What's that you say? You don't like the scansion? I'm telling you my heart's desire and you're quibbling about its meter?
I do not understand how all this peeing on the floor happens, exactly, not having peed on the floor myself since I was a wee small child who was appropriately embarrassed about it. Perhaps it's a mark of Zorro kind of thing. Swish to the left! Swish to the right! And back to the left, spraying tub, floor, and, for the hat trick, the wall! Maybe it is bred in the bone for males to mark their territory, in which case I might prefer that they find a fire hydrant in lieu of marking the vanity as theirs and theirs alone. There are five males marking territory here, after all. That's a lot of marking and not so much territory. (My bathtub! No, mine!

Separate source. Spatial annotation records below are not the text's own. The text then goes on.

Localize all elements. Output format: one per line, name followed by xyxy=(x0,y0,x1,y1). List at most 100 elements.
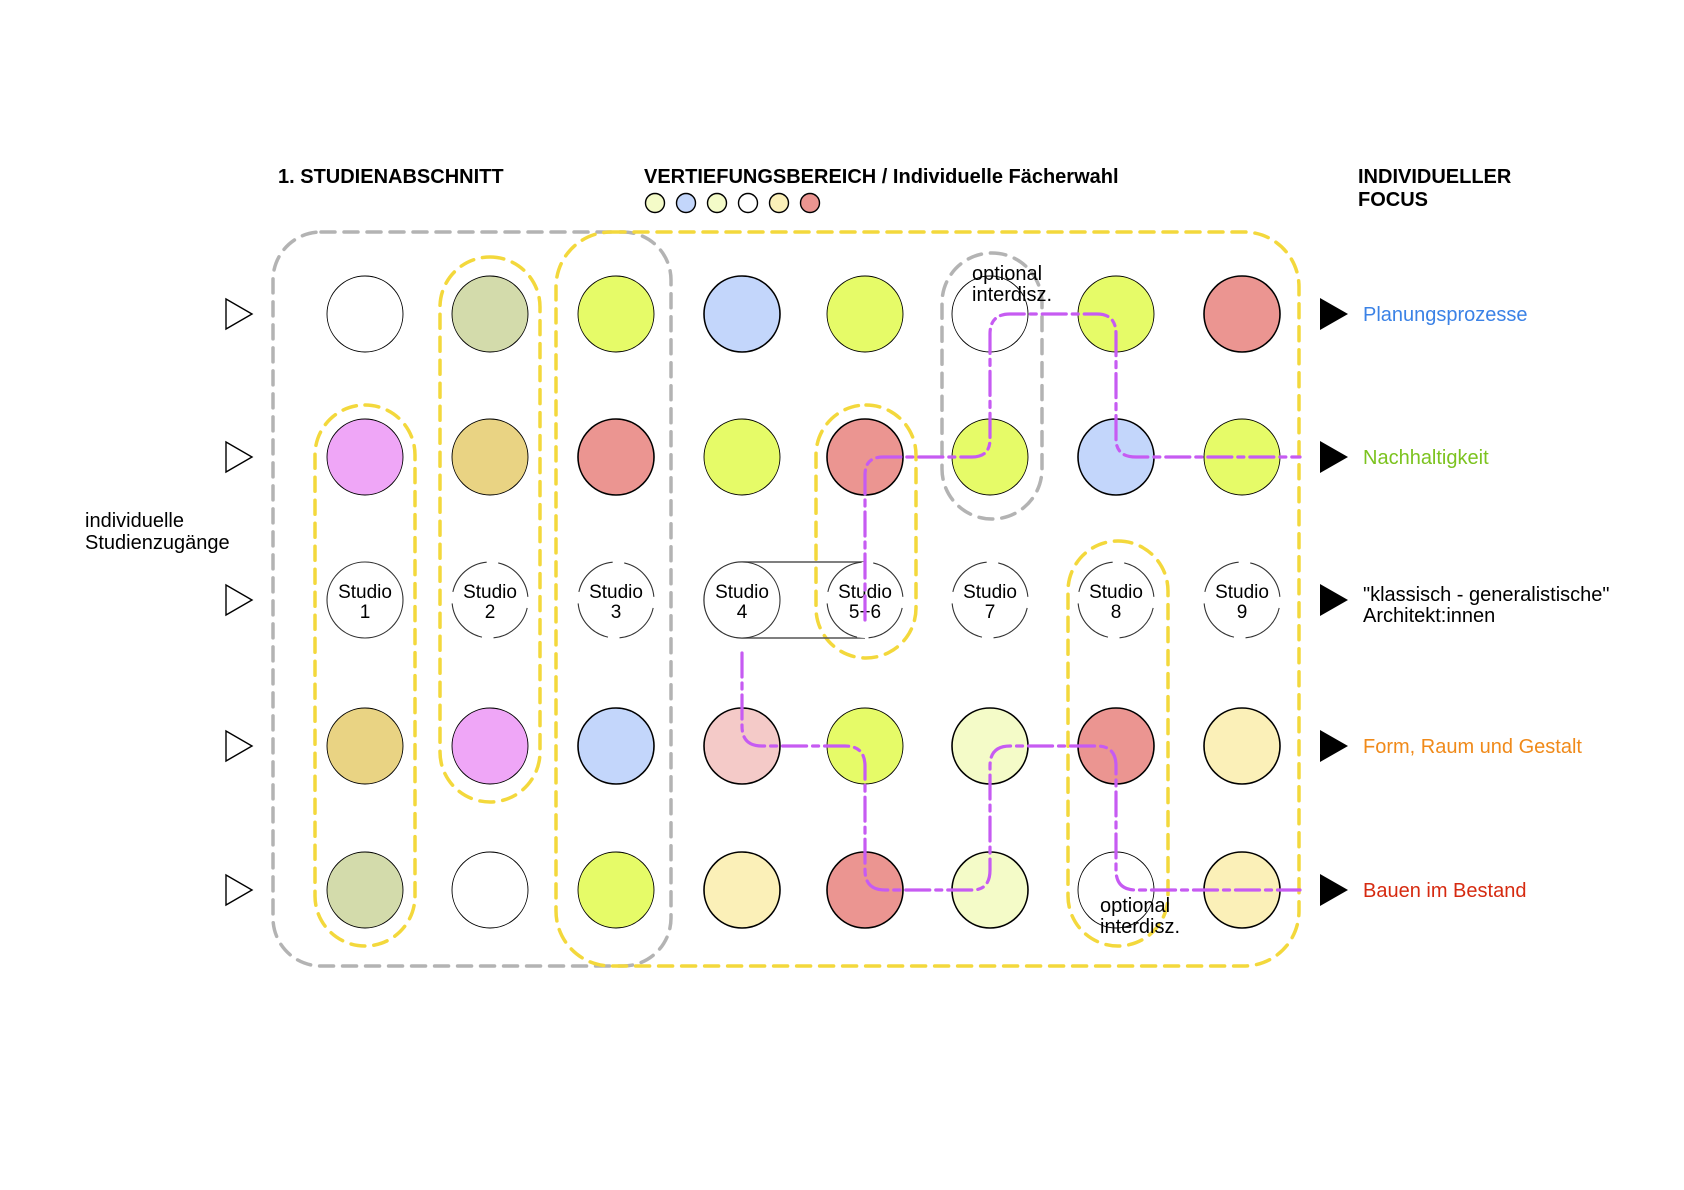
legend-dot xyxy=(768,192,790,214)
module-circle-pink xyxy=(326,418,404,496)
header-specialisation-light: Individuelle Fächerwahl xyxy=(893,166,1119,188)
optional-label-top-line1: optional xyxy=(972,263,1042,285)
grey-group-first-section xyxy=(271,230,673,968)
studio-label: Studio xyxy=(963,582,1017,603)
module-circles: Studio1Studio2Studio3Studio4Studio5+6Stu… xyxy=(326,275,1281,929)
studio-number: 4 xyxy=(737,602,748,623)
module-circle-pink xyxy=(451,707,529,785)
module-circle-blue xyxy=(577,707,655,785)
entry-arrow-icon xyxy=(225,873,254,907)
focus-arrow-icon xyxy=(1320,874,1348,906)
yellow-group-column-1 xyxy=(313,403,417,948)
focus-label: Planungsprozesse xyxy=(1363,304,1528,326)
studio-circle-fill xyxy=(1204,562,1280,638)
path-nachhaltigkeit xyxy=(863,312,1302,622)
entry-arrow-icon xyxy=(225,583,254,617)
focus-label-line2: Architekt:innen xyxy=(1363,605,1495,627)
studio-label: Studio xyxy=(1215,582,1269,603)
module-circle-lime xyxy=(577,275,655,353)
module-circle-red xyxy=(1203,275,1281,353)
studio-circle-fill xyxy=(327,562,403,638)
focus-arrow-icon xyxy=(1320,298,1348,330)
focus-arrow-icon xyxy=(1320,730,1348,762)
module-circle-white xyxy=(451,851,529,929)
group-outlines xyxy=(271,230,1301,968)
optional-label-bottom-line2: interdisz. xyxy=(1100,916,1180,938)
legend-dot xyxy=(675,192,697,214)
legend-dot xyxy=(737,192,759,214)
entry-arrow-icon xyxy=(225,297,254,331)
header-specialisation: VERTIEFUNGSBEREICH / Individuelle Fächer… xyxy=(644,166,1119,188)
studio-circle-fill xyxy=(952,562,1028,638)
focus-label: Nachhaltigkeit xyxy=(1363,447,1489,469)
header-specialisation-bold: VERTIEFUNGSBEREICH xyxy=(644,166,876,188)
module-circle-white xyxy=(326,275,404,353)
studio-label: Studio xyxy=(338,582,392,603)
module-circle-red xyxy=(577,418,655,496)
focus-label: Form, Raum und Gestalt xyxy=(1363,736,1582,758)
header-focus-line2: FOCUS xyxy=(1358,189,1428,211)
module-circle-ochre xyxy=(326,707,404,785)
module-circle-pale-yellow xyxy=(1203,707,1281,785)
header-specialisation-sep: / xyxy=(876,166,893,188)
studio-label: Studio xyxy=(463,582,517,603)
optional-label-bottom-line1: optional xyxy=(1100,895,1170,917)
legend-dot xyxy=(706,192,728,214)
legend-dots xyxy=(644,192,821,214)
yellow-group-column-2 xyxy=(438,255,542,804)
studio-label: Studio xyxy=(589,582,643,603)
studio-number: 1 xyxy=(360,602,371,623)
studio-circle-outline xyxy=(703,561,781,639)
study-paths xyxy=(740,312,1302,892)
module-circle-pale-yellow xyxy=(703,851,781,929)
studio-circle-fill xyxy=(452,562,528,638)
studio-label: Studio xyxy=(1089,582,1143,603)
focus-label: "klassisch - generalistische" xyxy=(1363,584,1610,606)
yellow-group-studio-8 xyxy=(1066,539,1170,948)
studio-number: 9 xyxy=(1237,602,1248,623)
module-circle-ochre xyxy=(451,418,529,496)
header-first-section: 1. STUDIENABSCHNITT xyxy=(278,166,504,188)
optional-label-top-line2: interdisz. xyxy=(972,284,1052,306)
entry-arrow-icon xyxy=(225,729,254,763)
studio-number: 7 xyxy=(985,602,996,623)
module-circle-lime xyxy=(577,851,655,929)
entry-arrow-icon xyxy=(225,440,254,474)
studio-circle-fill xyxy=(1078,562,1154,638)
focus-arrow-icon xyxy=(1320,584,1348,616)
studio-number: 3 xyxy=(611,602,622,623)
focus-labels: Planungsprozesse Nachhaltigkeit "klassisch… xyxy=(1320,298,1610,906)
legend-dot xyxy=(799,192,821,214)
studio-circle-fill xyxy=(704,562,780,638)
module-circle-olive xyxy=(326,851,404,929)
grey-group-optional-top xyxy=(940,251,1044,521)
entry-label-line2: Studienzugänge xyxy=(85,532,230,554)
focus-label: Bauen im Bestand xyxy=(1363,880,1526,902)
studio-label: Studio xyxy=(838,582,892,603)
studio-number: 2 xyxy=(485,602,496,623)
legend-dot xyxy=(644,192,666,214)
module-circle-olive xyxy=(451,275,529,353)
studio-circle-fill xyxy=(578,562,654,638)
entry-arrows xyxy=(225,297,254,907)
studio-label: Studio xyxy=(715,582,769,603)
module-circle-blue xyxy=(703,275,781,353)
entry-label-line1: individuelle xyxy=(85,510,184,532)
yellow-group-studio-5-6 xyxy=(814,403,918,660)
studio-circle-outline xyxy=(326,561,404,639)
path-bestand xyxy=(740,651,1302,892)
module-circle-lime xyxy=(826,275,904,353)
module-circle-lime xyxy=(703,418,781,496)
focus-arrow-icon xyxy=(1320,441,1348,473)
header-focus-line1: INDIVIDUELLER xyxy=(1358,166,1512,188)
studio-number: 8 xyxy=(1111,602,1122,623)
yellow-group-specialisation xyxy=(554,230,1301,968)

Hey, I was here first! My scrubbing arm is tired just thinking about it.)
Do they just get distracted in the middle of things? Stop in to pee and -- oh, look, something shiny over there? There must be a lot of shiny in my house then -- a veritable silver mine invisible to the untutored female eye.
This post was inspired by yet another late-night trip to the bathroom in which I wound up with soggy pajama cuffs. I have one son who wanders a bit at night -- gets up to relieve himself (which is, of course, better than staying put to relieve himself) but is pretty disoriented doing so. It was worse last summer, when he would get just to the door of the bathroom and let fly on the floor, or occasionally even stray into a bedroom. I would wake up from a dead sleep when I heard the faint jingle of bunkbed hardware, vaulting out of bed to steer him toiletwards. "Waitwaitwaitwait," I would tell him, and it seems to have worked, finally. Puddles around the toilet are better than damp spots on the carpet any day of the week.
I'm still tired of puddles around the toilet.
No one ever owns up to creating the puddles around the toilet. Sometimes I can nab an offender -- if he walks out and I walk in and spot the evidence, then he's going to be wiping down the bathroom. Mostly, though, they all aver that they had nothing to do with the mysterious puddle. They always aim front and center, every time, just like their mama taught them.
I used to envision an intruder in disguise, slipping in the back door expressly to pee on the floor and then slipping back out again. Maybe I should call the police about that. Help, I would say, it's the Masked Mystery Micturator!
These days I am taking the long view. Someday they will all leave home and pee on their own floors. Given their current enthusiasm for making puddles and reluctance to clean them up, I might need to take a paddle when I visit their homes.
Somebody needs to tell Snow White that when her prince finally comes, she may find herself singing a new song.